A number of these old tracks have a muffled sound, as if they were recorded in the open air and it drew away some of their precise edges. This muffledness affects some tracks more than others, and some instruments more than others. The beating of drums in “Tennesh Mèkèdda” sounds distant, but the noises of flutes and strange winding instruments on the same track are very clear. The result is like the sound effects from a short cartoon, full of knocks, squeaks, and whees, the noise of unsuspecting animated cats being blattered on the head.
Other songs are more obviously folk-based. “Goraw” is a reworking of the traditional shellèla boasts exchanged by competing warriors before a fight. The boasts here have a ring of formality that in a European would sound mediaeval: knights calling to their rivals. The singer is accompanied by a washent flute and a punctuating rumble of threatening strings from a krar harp. “A discussion of shellèla may be found in Éthiopiques 14,” the liner notes for “Goraw” tell us in case we want to follow our exposure to this war song by learning more. This series has grown so dense that the notes habitually refer backwards as if they were part of an extensive library, which in fact they are. “Other fine Tezetas, as well as a discussion of the genre, may be found on Éthiopiques 10,” they point out in the information for “Tezeta,” while the details for “Kèto Ayqèrem Motu” state that the technique of the harpist on the song “differs, both texturally and melodically, from that of begenist Alèmu Aga, presented in Éthiopiques 11.”

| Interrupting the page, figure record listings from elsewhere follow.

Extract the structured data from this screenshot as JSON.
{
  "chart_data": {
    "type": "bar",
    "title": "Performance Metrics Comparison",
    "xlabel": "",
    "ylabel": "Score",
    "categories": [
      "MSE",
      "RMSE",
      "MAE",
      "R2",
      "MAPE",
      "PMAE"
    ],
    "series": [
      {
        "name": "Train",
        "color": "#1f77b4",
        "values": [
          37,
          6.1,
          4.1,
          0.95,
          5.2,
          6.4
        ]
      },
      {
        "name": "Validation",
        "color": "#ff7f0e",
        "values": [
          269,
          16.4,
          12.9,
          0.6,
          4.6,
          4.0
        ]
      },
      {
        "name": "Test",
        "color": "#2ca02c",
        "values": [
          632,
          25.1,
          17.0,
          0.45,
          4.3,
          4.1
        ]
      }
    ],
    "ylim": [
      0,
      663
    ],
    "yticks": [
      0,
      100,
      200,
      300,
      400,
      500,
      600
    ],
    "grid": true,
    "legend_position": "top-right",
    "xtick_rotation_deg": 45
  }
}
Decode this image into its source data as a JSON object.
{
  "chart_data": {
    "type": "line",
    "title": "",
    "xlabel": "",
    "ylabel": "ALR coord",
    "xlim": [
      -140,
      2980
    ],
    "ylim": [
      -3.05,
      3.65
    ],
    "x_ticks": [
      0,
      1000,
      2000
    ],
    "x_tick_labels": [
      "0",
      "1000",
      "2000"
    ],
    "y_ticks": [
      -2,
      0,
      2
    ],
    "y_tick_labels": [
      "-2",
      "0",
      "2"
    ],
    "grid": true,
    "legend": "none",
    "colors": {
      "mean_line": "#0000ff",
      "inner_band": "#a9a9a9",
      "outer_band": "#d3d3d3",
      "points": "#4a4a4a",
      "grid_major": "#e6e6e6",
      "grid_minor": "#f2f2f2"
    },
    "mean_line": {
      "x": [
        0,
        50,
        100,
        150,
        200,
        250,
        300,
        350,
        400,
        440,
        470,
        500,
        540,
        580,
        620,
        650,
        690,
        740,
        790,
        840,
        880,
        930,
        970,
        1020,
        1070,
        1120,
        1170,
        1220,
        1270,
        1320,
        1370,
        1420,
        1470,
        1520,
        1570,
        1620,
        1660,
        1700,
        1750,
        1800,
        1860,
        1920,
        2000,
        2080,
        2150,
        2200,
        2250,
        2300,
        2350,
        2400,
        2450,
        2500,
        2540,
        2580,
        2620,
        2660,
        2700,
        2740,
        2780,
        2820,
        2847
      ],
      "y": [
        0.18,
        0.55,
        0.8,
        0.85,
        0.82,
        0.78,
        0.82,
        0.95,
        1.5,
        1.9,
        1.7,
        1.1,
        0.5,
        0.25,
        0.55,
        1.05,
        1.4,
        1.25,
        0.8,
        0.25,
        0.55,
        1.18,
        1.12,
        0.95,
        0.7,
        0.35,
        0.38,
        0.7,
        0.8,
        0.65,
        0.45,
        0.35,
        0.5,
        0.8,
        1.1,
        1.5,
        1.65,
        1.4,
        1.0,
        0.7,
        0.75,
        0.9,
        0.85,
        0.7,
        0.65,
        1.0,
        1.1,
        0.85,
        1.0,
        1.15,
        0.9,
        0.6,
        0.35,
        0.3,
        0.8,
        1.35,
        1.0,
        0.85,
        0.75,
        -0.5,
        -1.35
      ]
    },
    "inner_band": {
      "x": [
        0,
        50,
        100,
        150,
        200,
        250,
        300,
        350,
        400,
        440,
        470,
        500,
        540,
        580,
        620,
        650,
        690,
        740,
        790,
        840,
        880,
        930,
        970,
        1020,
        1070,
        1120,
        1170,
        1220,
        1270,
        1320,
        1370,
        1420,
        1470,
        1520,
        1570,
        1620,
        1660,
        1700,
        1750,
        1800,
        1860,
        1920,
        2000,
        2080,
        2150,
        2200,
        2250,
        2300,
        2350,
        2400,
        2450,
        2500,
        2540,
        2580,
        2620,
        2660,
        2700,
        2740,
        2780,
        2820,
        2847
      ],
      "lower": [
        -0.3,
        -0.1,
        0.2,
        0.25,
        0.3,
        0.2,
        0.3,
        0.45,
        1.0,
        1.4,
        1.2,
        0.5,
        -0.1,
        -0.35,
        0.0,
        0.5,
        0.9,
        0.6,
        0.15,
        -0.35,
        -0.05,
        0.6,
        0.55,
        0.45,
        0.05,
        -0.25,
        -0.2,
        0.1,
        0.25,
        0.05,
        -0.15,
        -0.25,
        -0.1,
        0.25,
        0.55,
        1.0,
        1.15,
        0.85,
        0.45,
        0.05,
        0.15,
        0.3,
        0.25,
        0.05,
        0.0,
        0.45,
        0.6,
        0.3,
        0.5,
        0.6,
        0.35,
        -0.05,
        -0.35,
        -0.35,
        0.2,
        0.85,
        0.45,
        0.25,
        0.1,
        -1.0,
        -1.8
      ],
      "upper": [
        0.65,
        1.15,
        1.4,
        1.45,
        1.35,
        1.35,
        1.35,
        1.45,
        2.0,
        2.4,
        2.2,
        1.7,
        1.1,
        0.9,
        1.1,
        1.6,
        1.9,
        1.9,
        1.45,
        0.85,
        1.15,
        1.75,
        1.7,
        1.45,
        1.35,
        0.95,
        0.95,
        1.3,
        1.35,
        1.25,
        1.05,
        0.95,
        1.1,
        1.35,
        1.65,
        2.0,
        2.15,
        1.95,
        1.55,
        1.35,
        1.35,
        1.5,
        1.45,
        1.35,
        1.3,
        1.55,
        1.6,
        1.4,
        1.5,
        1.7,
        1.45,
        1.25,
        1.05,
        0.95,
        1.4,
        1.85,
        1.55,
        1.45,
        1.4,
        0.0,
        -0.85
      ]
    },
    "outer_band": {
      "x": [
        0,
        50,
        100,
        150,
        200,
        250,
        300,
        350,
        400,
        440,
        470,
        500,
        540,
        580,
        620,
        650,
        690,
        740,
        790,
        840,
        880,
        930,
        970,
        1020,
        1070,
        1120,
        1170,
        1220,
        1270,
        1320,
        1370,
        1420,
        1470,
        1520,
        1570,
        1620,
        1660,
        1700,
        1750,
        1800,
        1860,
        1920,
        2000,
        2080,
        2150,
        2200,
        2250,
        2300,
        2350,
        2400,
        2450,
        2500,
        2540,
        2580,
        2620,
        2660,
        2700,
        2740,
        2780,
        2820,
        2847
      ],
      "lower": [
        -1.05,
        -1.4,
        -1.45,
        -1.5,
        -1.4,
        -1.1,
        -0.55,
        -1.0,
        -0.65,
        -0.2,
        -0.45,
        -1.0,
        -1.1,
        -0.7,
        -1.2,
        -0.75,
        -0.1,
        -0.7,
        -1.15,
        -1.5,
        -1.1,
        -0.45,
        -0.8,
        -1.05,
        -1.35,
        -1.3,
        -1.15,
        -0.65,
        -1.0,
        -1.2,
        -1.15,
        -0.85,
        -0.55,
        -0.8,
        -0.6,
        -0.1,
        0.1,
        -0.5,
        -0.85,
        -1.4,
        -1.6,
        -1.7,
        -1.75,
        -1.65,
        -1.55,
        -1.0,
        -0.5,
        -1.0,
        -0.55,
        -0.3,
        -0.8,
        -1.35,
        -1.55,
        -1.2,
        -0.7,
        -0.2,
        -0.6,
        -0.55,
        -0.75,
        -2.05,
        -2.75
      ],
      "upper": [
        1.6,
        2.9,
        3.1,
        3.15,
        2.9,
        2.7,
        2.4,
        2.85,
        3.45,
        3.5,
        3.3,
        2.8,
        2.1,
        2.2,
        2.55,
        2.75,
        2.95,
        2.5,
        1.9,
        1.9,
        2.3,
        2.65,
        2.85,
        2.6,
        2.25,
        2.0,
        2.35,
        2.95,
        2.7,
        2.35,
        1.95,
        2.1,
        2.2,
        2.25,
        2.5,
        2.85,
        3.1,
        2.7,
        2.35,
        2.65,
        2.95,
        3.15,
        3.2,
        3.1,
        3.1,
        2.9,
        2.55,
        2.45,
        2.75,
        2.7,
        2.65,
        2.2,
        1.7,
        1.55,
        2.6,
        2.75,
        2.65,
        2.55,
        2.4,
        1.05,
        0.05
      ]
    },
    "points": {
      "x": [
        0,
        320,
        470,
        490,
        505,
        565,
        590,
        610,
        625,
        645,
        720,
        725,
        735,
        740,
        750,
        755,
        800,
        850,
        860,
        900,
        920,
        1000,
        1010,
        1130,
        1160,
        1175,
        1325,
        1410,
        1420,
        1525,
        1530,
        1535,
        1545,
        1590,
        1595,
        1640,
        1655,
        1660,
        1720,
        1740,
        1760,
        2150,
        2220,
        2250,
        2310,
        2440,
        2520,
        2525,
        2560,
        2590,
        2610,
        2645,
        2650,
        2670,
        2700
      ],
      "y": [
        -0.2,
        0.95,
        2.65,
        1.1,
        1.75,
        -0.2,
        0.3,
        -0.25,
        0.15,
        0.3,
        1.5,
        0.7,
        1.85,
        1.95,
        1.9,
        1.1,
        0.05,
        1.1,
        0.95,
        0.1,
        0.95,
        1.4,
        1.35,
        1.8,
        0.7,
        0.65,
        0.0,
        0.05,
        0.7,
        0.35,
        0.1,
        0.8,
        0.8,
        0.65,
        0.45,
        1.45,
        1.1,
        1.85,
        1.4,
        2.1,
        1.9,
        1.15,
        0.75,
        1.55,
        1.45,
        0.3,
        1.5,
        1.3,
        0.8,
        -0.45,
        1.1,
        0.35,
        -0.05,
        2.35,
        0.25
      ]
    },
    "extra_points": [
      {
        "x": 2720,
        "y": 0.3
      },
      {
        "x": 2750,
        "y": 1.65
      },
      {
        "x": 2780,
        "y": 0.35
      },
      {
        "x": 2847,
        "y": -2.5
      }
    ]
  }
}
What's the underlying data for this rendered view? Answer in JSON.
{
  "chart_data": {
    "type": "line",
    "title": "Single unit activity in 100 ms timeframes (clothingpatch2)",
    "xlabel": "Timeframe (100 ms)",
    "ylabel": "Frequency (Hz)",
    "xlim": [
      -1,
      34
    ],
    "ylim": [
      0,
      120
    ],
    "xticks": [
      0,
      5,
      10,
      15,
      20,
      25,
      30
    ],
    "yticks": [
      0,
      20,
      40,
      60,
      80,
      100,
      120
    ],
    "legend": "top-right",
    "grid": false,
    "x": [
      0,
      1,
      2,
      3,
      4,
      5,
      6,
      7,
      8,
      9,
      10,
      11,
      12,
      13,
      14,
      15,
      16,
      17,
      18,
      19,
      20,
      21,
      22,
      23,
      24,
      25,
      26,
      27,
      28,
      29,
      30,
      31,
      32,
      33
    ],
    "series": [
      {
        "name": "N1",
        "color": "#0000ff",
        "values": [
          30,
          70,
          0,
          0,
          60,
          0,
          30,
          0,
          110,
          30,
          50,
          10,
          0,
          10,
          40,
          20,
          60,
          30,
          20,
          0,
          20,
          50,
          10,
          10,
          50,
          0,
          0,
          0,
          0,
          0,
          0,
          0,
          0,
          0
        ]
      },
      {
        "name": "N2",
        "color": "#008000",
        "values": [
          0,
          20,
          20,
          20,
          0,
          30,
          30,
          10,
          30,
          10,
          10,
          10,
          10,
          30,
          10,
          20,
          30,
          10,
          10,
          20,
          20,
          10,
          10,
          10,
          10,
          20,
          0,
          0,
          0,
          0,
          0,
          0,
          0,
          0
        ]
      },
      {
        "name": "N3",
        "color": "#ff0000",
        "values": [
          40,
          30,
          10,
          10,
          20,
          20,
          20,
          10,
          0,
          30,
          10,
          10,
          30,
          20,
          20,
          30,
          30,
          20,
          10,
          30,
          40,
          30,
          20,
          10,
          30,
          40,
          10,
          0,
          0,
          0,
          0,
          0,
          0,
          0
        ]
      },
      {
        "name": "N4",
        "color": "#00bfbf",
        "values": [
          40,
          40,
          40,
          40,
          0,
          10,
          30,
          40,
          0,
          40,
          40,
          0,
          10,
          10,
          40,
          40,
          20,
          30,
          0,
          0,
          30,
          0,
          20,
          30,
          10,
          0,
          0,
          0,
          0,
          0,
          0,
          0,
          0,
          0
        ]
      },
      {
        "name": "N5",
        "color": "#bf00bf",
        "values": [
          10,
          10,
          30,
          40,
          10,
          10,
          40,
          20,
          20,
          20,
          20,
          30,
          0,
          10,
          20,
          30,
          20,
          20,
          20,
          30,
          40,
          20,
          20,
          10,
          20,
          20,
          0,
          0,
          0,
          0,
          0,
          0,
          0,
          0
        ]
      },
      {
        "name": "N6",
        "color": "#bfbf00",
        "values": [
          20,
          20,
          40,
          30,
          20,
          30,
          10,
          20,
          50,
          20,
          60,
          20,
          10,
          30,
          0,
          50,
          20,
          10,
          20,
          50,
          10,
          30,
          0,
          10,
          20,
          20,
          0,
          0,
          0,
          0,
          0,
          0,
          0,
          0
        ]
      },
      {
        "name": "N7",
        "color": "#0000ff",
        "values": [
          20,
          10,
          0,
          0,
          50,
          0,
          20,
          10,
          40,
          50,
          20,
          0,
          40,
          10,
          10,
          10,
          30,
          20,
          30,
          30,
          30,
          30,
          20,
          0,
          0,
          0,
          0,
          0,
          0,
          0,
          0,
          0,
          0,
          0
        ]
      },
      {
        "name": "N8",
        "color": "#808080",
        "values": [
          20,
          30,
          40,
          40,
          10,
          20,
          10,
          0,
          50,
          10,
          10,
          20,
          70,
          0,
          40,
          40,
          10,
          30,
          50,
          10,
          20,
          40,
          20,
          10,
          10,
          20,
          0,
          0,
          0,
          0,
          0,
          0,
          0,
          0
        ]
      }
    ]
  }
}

Even if you don’t own all of the albums they’re referring to, you should still come away from these asides with the impression that you’re walking into a musical world that can expand indefinitely, one CD opening out into another, a musician on one disc reminding you of something that happened ten discs before. The out of kilter combination of voice and begena in “Kèto Ayqèrem Motu” harks back to the strangely similar sound of Alèmayèhu Eshèté from the album before it, Éthiopiques 22. It’s as if Eshèté with his fashionable suit and dreamboat hair had pulled this older, slower sound out of a bog where it had been preserved in situ like Tollund Man and sexed it up for a nightclub audience. That wobble swells out and establishes itself as a presence.
Like Eshèté and every other musician in Ethiopia, the Orchestra suffered with the arrival of the dictatorial Derg junta in 1974. In ’75 the group fell apart. The legacy it left behind, as presented by Buda, is an eerie-sounding one, sitting partway between the countryside folk music atmosphere of Éthiopiques 12 and the modern professionalism of an Eshèté, between trained singing and artless strum. A good, solid folk group — in other words, talented musicians who were willing to tweak the old sounds and not take themselves too seriously while they were doing it. In the photographs that come with the CD almost all of them are smiling.